Robustness and Deployment Analysis
Test the model's robustness to varying signal-to-noise ratios. The MIMII dataset provides recordings at different SNR levels (6 dB, 0 dB, -6 dB). Evaluate detection performance at each SNR — performance typically degrades gracefully but may collapse below a critical SNR where background noise masks the anomaly signature.

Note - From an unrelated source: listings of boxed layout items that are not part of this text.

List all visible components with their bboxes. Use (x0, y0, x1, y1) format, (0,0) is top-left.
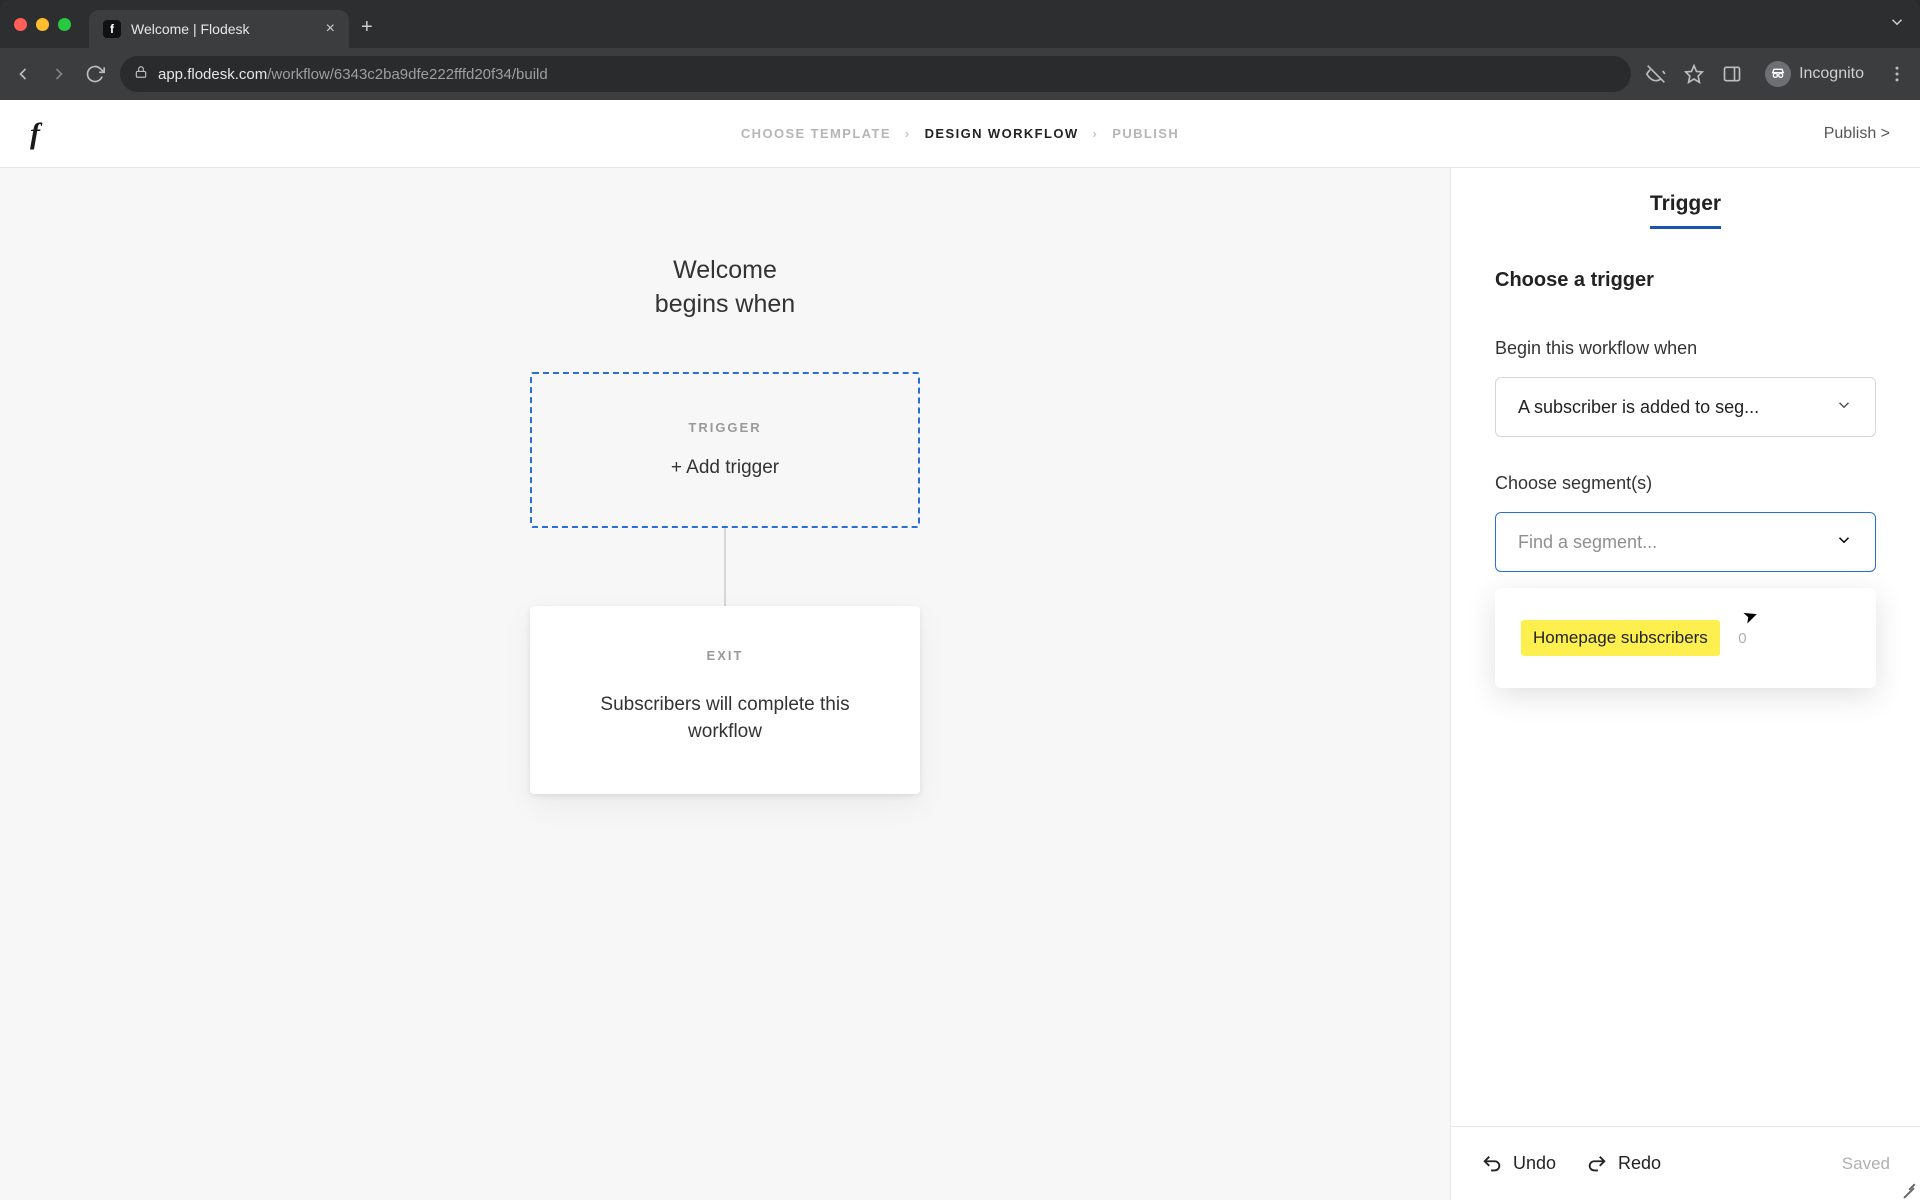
undo-label: Undo (1513, 1153, 1556, 1174)
exit-card-description: Subscribers will complete this workflow (570, 691, 880, 746)
window-controls (14, 18, 71, 31)
breadcrumb-publish[interactable]: PUBLISH (1112, 126, 1179, 141)
reload-button[interactable] (84, 63, 106, 85)
workflow-canvas: Welcome begins when TRIGGER + Add trigge… (0, 168, 1450, 1200)
close-window-icon[interactable] (14, 18, 27, 31)
connector-line (724, 528, 726, 606)
resize-handle-icon[interactable] (1902, 1182, 1916, 1196)
canvas-title-line2: begins when (655, 288, 795, 322)
add-trigger-button[interactable]: + Add trigger (671, 457, 779, 479)
url-path: /workflow/6343c2ba9dfe222fffd20f34/build (267, 66, 548, 83)
trigger-side-panel: Trigger Choose a trigger Begin this work… (1450, 168, 1920, 1200)
begin-workflow-label: Begin this workflow when (1495, 338, 1876, 359)
publish-link[interactable]: Publish > (1824, 125, 1890, 143)
close-tab-icon[interactable]: × (326, 20, 335, 38)
flodesk-logo[interactable]: f (30, 117, 40, 151)
saved-status: Saved (1842, 1154, 1890, 1174)
lock-icon (134, 65, 148, 83)
eye-off-icon[interactable] (1645, 63, 1667, 85)
tabs-menu-icon[interactable] (1888, 13, 1906, 36)
browser-tab[interactable]: f Welcome | Flodesk × (89, 10, 349, 48)
exit-card[interactable]: EXIT Subscribers will complete this work… (530, 606, 920, 794)
chevron-right-icon: › (1093, 126, 1099, 141)
choose-segments-label: Choose segment(s) (1495, 473, 1876, 494)
address-bar: app.flodesk.com/workflow/6343c2ba9dfe222… (0, 48, 1920, 100)
redo-button[interactable]: Redo (1586, 1153, 1661, 1175)
url-text: app.flodesk.com/workflow/6343c2ba9dfe222… (158, 66, 548, 83)
tab-favicon-icon: f (103, 20, 121, 38)
star-icon[interactable] (1683, 63, 1705, 85)
maximize-window-icon[interactable] (58, 18, 71, 31)
trigger-card[interactable]: TRIGGER + Add trigger (530, 372, 920, 528)
incognito-label: Incognito (1799, 65, 1864, 83)
trigger-card-label: TRIGGER (688, 420, 761, 435)
trigger-type-value: A subscriber is added to seg... (1518, 397, 1759, 418)
tab-title: Welcome | Flodesk (131, 21, 316, 37)
kebab-menu-icon[interactable] (1886, 63, 1908, 85)
trigger-type-select[interactable]: A subscriber is added to seg... (1495, 377, 1876, 437)
workflow-breadcrumb: CHOOSE TEMPLATE › DESIGN WORKFLOW › PUBL… (741, 126, 1179, 141)
exit-card-label: EXIT (570, 648, 880, 663)
panel-tab-trigger[interactable]: Trigger (1650, 192, 1721, 229)
forward-button[interactable] (48, 63, 70, 85)
back-button[interactable] (12, 63, 34, 85)
segment-option-count: 0 (1738, 630, 1746, 647)
canvas-title-line1: Welcome (655, 254, 795, 288)
cursor-icon: ➤ (1740, 604, 1761, 629)
redo-label: Redo (1618, 1153, 1661, 1174)
breadcrumb-choose-template[interactable]: CHOOSE TEMPLATE (741, 126, 891, 141)
panel-heading: Choose a trigger (1495, 269, 1876, 292)
chevron-down-icon (1835, 396, 1853, 419)
incognito-indicator[interactable]: Incognito (1759, 57, 1870, 91)
segment-option[interactable]: Homepage subscribers (1521, 620, 1720, 656)
canvas-title: Welcome begins when (655, 254, 795, 322)
breadcrumb-design-workflow[interactable]: DESIGN WORKFLOW (925, 126, 1079, 141)
new-tab-button[interactable]: + (361, 16, 373, 39)
side-panel-icon[interactable] (1721, 63, 1743, 85)
segment-dropdown: ➤ Homepage subscribers 0 (1495, 588, 1876, 688)
chevron-down-icon (1835, 531, 1853, 554)
app-header: f CHOOSE TEMPLATE › DESIGN WORKFLOW › PU… (0, 100, 1920, 168)
segment-combobox[interactable] (1495, 512, 1876, 572)
minimize-window-icon[interactable] (36, 18, 49, 31)
undo-button[interactable]: Undo (1481, 1153, 1556, 1175)
incognito-icon (1765, 61, 1791, 87)
chevron-right-icon: › (905, 126, 911, 141)
url-host: app.flodesk.com (158, 66, 267, 83)
url-field[interactable]: app.flodesk.com/workflow/6343c2ba9dfe222… (120, 56, 1631, 92)
segment-search-input[interactable] (1518, 532, 1786, 553)
panel-footer: Undo Redo Saved (1451, 1126, 1920, 1200)
browser-titlebar: f Welcome | Flodesk × + (0, 0, 1920, 48)
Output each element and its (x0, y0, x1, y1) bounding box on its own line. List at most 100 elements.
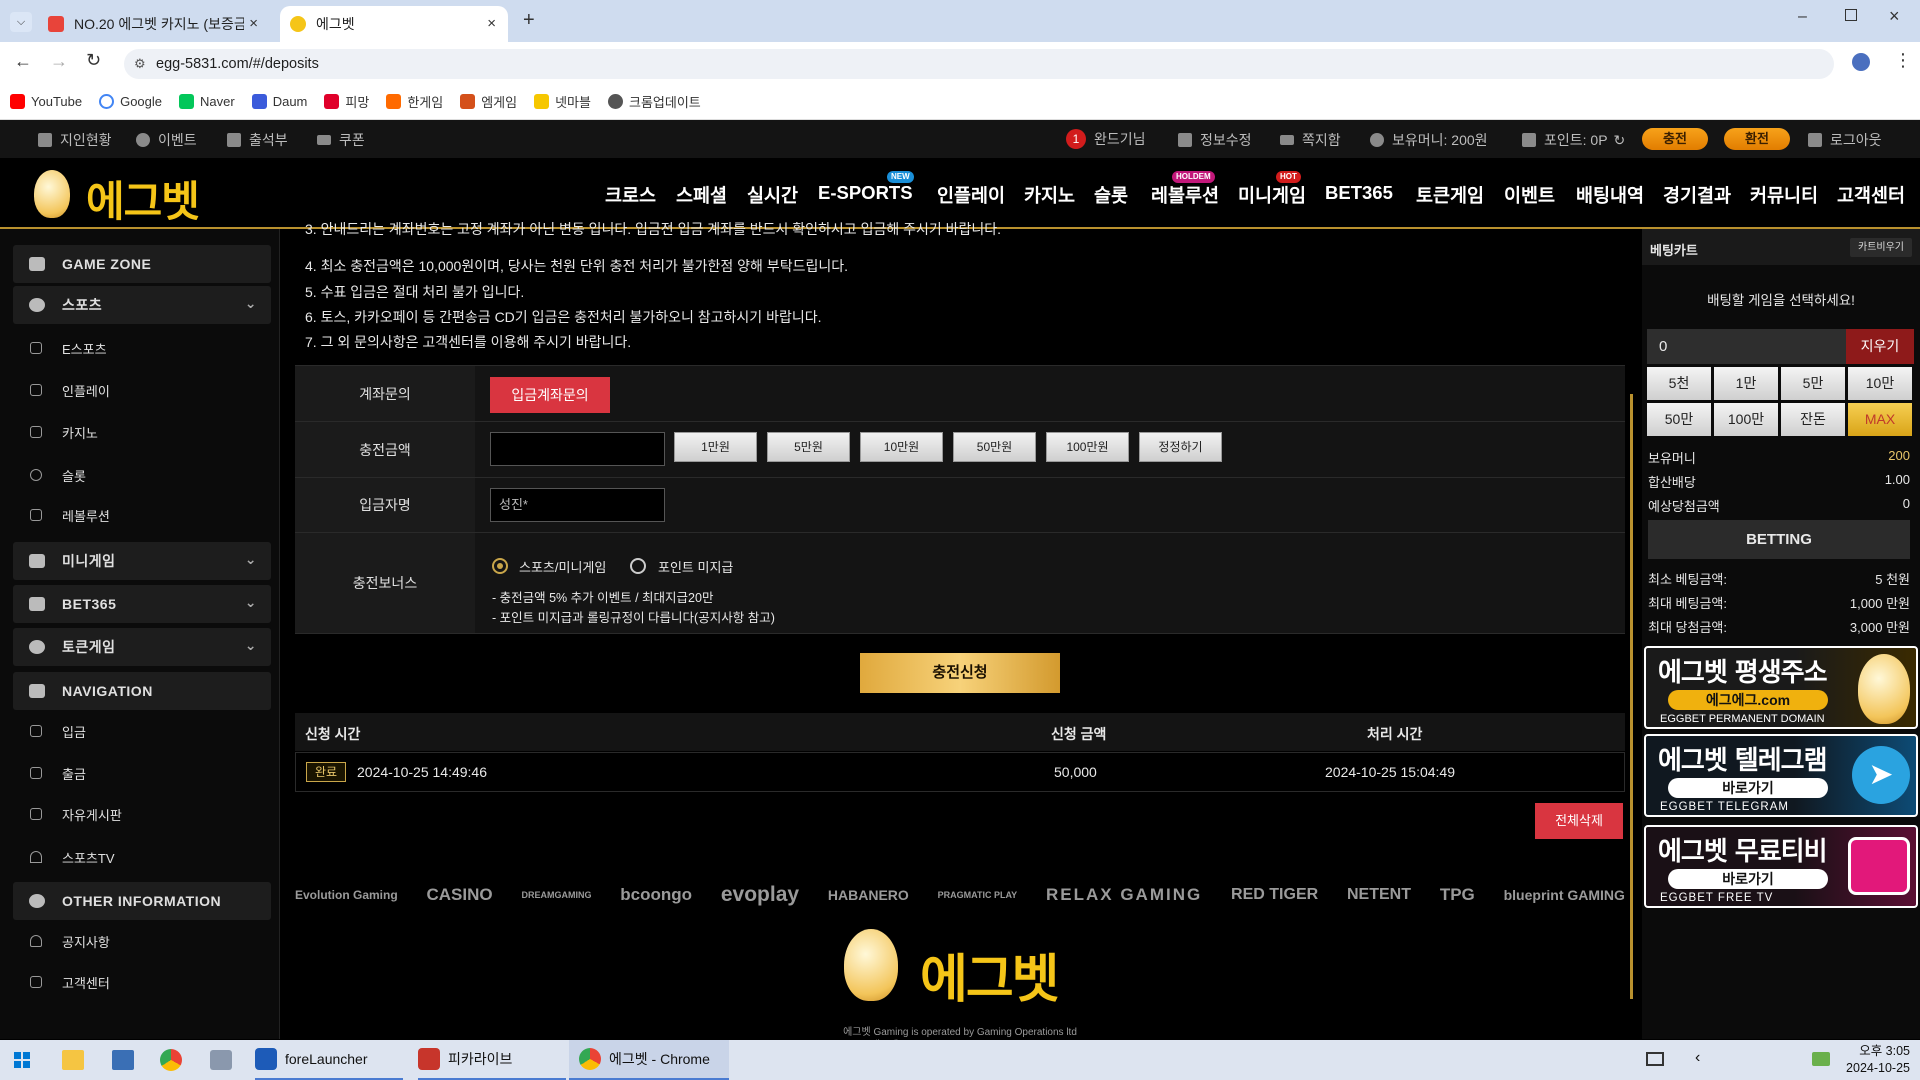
attendance-link[interactable]: 출석부 (227, 130, 288, 150)
account-inquiry-button[interactable]: 입금계좌문의 (490, 377, 610, 413)
minimize-icon[interactable]: – (1798, 8, 1807, 26)
sidebar-item-withdraw[interactable]: 출금 (13, 758, 271, 788)
reload-icon[interactable]: ↻ (86, 50, 101, 71)
depositor-name-input[interactable]: 성진* (490, 488, 665, 522)
bookmark-google[interactable]: Google (99, 94, 162, 109)
betting-button[interactable]: BETTING (1648, 520, 1910, 559)
nav-inplay[interactable]: 인플레이 (937, 182, 1005, 208)
permanent-domain-banner[interactable]: 에그벳 평생주소 에그에그.com EGGBET PERMANENT DOMAI… (1644, 646, 1918, 729)
nav-minigame[interactable]: 미니게임 (1238, 182, 1306, 208)
nav-event[interactable]: 이벤트 (1504, 182, 1555, 208)
profile-edit-link[interactable]: 정보수정 (1178, 130, 1252, 150)
new-tab-icon[interactable]: + (523, 9, 535, 32)
nav-live[interactable]: 실시간 (747, 182, 798, 208)
tab-search-icon[interactable]: ⌵ (10, 12, 32, 32)
nav-community[interactable]: 커뮤니티 (1750, 182, 1818, 208)
profile-avatar-icon[interactable] (1852, 53, 1870, 71)
tab-eggbet[interactable]: 에그벳 × (280, 6, 508, 42)
nav-token-game[interactable]: 토큰게임 (1416, 182, 1484, 208)
chip-5k-button[interactable]: 5천 (1647, 367, 1711, 400)
taskbar-pikalive[interactable]: 피카라이브 (418, 1040, 566, 1080)
sidebar-item-deposit[interactable]: 입금 (13, 716, 271, 746)
telegram-banner[interactable]: 에그벳 텔레그램 바로가기 EGGBET TELEGRAM ➤ (1644, 734, 1918, 817)
clear-cart-button[interactable]: 카트비우기 (1850, 238, 1912, 257)
nav-cross[interactable]: 크로스 (605, 182, 656, 208)
friend-status-link[interactable]: 지인현황 (38, 130, 112, 150)
bookmark-hangame[interactable]: 한게임 (386, 92, 443, 111)
sidebar-item-sports-tv[interactable]: 스포츠TV (13, 842, 271, 872)
close-window-icon[interactable]: × (1889, 6, 1900, 27)
sidebar-item-inplay[interactable]: 인플레이 (13, 375, 271, 405)
chip-10k-button[interactable]: 1만 (1714, 367, 1778, 400)
sidebar-item-esports[interactable]: E스포츠 (13, 333, 271, 363)
amount-50k-button[interactable]: 5만원 (767, 432, 850, 462)
menu-kebab-icon[interactable]: ⋮ (1894, 50, 1912, 71)
close-tab-icon[interactable]: × (487, 15, 496, 32)
nav-customer-center[interactable]: 고객센터 (1837, 182, 1905, 208)
forward-icon[interactable]: → (50, 51, 68, 72)
chip-1m-button[interactable]: 100만 (1714, 403, 1778, 436)
nav-revolution[interactable]: 레볼루션 (1151, 182, 1219, 208)
tab-casino[interactable]: NO.20 에그벳 카지노 (보증금 · × (38, 6, 270, 42)
back-icon[interactable]: ← (14, 51, 32, 72)
sidebar-item-token-game[interactable]: 토큰게임 ⌄ (13, 628, 271, 666)
messages-link[interactable]: 쪽지함 (1280, 130, 1341, 150)
exchange-button[interactable]: 환전 (1724, 128, 1790, 150)
chip-100k-button[interactable]: 10만 (1848, 367, 1912, 400)
bookmark-mgame[interactable]: 엠게임 (460, 92, 517, 111)
scrollbar[interactable] (1630, 394, 1633, 999)
bookmark-pmang[interactable]: 피망 (324, 92, 369, 111)
site-logo[interactable]: 에그벳 (86, 168, 200, 229)
sidebar-item-notice[interactable]: 공지사항 (13, 926, 271, 956)
nav-slot[interactable]: 슬롯 (1094, 182, 1128, 208)
bonus-no-point-radio[interactable] (630, 558, 646, 574)
app-icon[interactable] (210, 1050, 232, 1070)
taskbar-clock[interactable]: 오후 3:05 2024-10-25 (1842, 1043, 1910, 1077)
nav-bet-history[interactable]: 배팅내역 (1576, 182, 1644, 208)
sidebar-item-casino[interactable]: 카지노 (13, 417, 271, 447)
chrome-icon[interactable] (160, 1049, 182, 1071)
bookmark-netmarble[interactable]: 넷마블 (534, 92, 591, 111)
sidebar-item-slot[interactable]: 슬롯 (13, 460, 271, 490)
nav-esports[interactable]: E-SPORTS (818, 182, 913, 204)
address-bar[interactable]: ⚙ egg-5831.com/#/deposits (124, 49, 1834, 79)
bet-amount-input[interactable]: 0 (1647, 329, 1846, 364)
user-info[interactable]: 1 완드기님 (1066, 129, 1146, 149)
amount-input[interactable] (490, 432, 665, 466)
network-icon[interactable] (1812, 1052, 1830, 1066)
bookmark-chrome-update[interactable]: 크롬업데이트 (607, 92, 701, 111)
amount-1m-button[interactable]: 100만원 (1046, 432, 1129, 462)
delete-all-button[interactable]: 전체삭제 (1535, 803, 1623, 839)
charge-button[interactable]: 충전 (1642, 128, 1708, 150)
chip-change-button[interactable]: 잔돈 (1781, 403, 1845, 436)
free-tv-banner[interactable]: 에그벳 무료티비 바로가기 EGGBET FREE TV (1644, 825, 1918, 908)
sidebar-item-support[interactable]: 고객센터 (13, 967, 271, 997)
submit-charge-button[interactable]: 충전신청 (860, 653, 1060, 693)
sidebar-item-free-board[interactable]: 자유게시판 (13, 799, 271, 829)
amount-100k-button[interactable]: 10만원 (860, 432, 943, 462)
bonus-sports-radio[interactable] (492, 558, 508, 574)
sidebar-item-minigame[interactable]: 미니게임 ⌄ (13, 542, 271, 580)
monitor-icon[interactable] (1646, 1052, 1664, 1066)
coupon-link[interactable]: 쿠폰 (317, 130, 365, 150)
egg-mascot-icon[interactable] (34, 170, 70, 218)
bookmark-daum[interactable]: Daum (251, 94, 307, 109)
chip-50k-button[interactable]: 5만 (1781, 367, 1845, 400)
restore-icon[interactable] (1845, 9, 1857, 21)
bookmark-naver[interactable]: Naver (179, 94, 235, 109)
sidebar-item-sports[interactable]: 스포츠 ⌄ (13, 286, 271, 324)
amount-reset-button[interactable]: 정정하기 (1139, 432, 1222, 462)
nav-casino[interactable]: 카지노 (1024, 182, 1075, 208)
erase-button[interactable]: 지우기 (1846, 329, 1914, 364)
desktop-app-icon[interactable] (112, 1050, 134, 1070)
file-explorer-icon[interactable] (62, 1050, 84, 1070)
bookmark-youtube[interactable]: YouTube (10, 94, 82, 109)
logout-link[interactable]: 로그아웃 (1808, 130, 1882, 150)
windows-start-icon[interactable] (14, 1052, 30, 1068)
sidebar-item-bet365[interactable]: BET365 ⌄ (13, 585, 271, 623)
taskbar-chrome[interactable]: 에그벳 - Chrome (569, 1040, 729, 1080)
refresh-icon[interactable]: ↻ (1614, 132, 1626, 149)
nav-results[interactable]: 경기결과 (1663, 182, 1731, 208)
taskbar-forelauncher[interactable]: foreLauncher (255, 1040, 403, 1080)
amount-10k-button[interactable]: 1만원 (674, 432, 757, 462)
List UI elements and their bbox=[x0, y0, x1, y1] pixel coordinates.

Discuss the architecture's suitability for real-time deployment: measure inference time per spectrogram, estimate the computational requirements for continuous monitoring, and consider how you would handle concept drift (gradual changes in "normal" as the engine ages). A well-engineered anomaly detection system periodically retrains or uses adaptive thresholds to account for slow baseline shifts. Write a comprehensive report covering architecture decisions, training methodology, threshold selection rationale, and deployment considerations.
Career Connection
See how this project connects to real aerospace careers.
Aviation Maintenance →
Condition-based maintenance uses exactly this approach — monitoring acoustic and vibration signatures to detect incipient faults before they cause failures, reducing unscheduled maintenance and improving safety.
Aerospace Engineer →
Engine health monitoring systems on modern turbofans increasingly incorporate ML-based anomaly detection alongside traditional exceedance monitoring.
Aerospace Manufacturing →
Acoustic emission monitoring during manufacturing processes (machining, composite layup, welding) uses autoencoder-based anomaly detection to identify defective parts in real-time.
Avionics Technician →
HUMS (Health and Usage Monitoring Systems) on rotorcraft use vibration anomaly detection to flag gearbox, bearing, and rotor faults — directly analogous to the audio approach in this project.
Go Further
- Replace the convolutional autoencoder with a variational autoencoder (VAE) and use the ELBO loss — VAEs often produce smoother latent spaces and can improve anomaly detection by using the KL divergence term as an additional anomaly signal.
- Implement multi-condition training: include normal data from multiple operating speeds/loads and add the operating condition as a conditioning input to the autoencoder, so a single model covers the full operating envelope.
- Apply your pipeline to real aircraft engine audio — the Rolls-Royce Open Acoustic Test Data or publicly available airport recordings provide a more challenging and realistic test case.
- Explore self-supervised contrastive learning (e.g., SimCLR on spectrograms) as an alternative to the autoencoder and compare anomaly detection performance.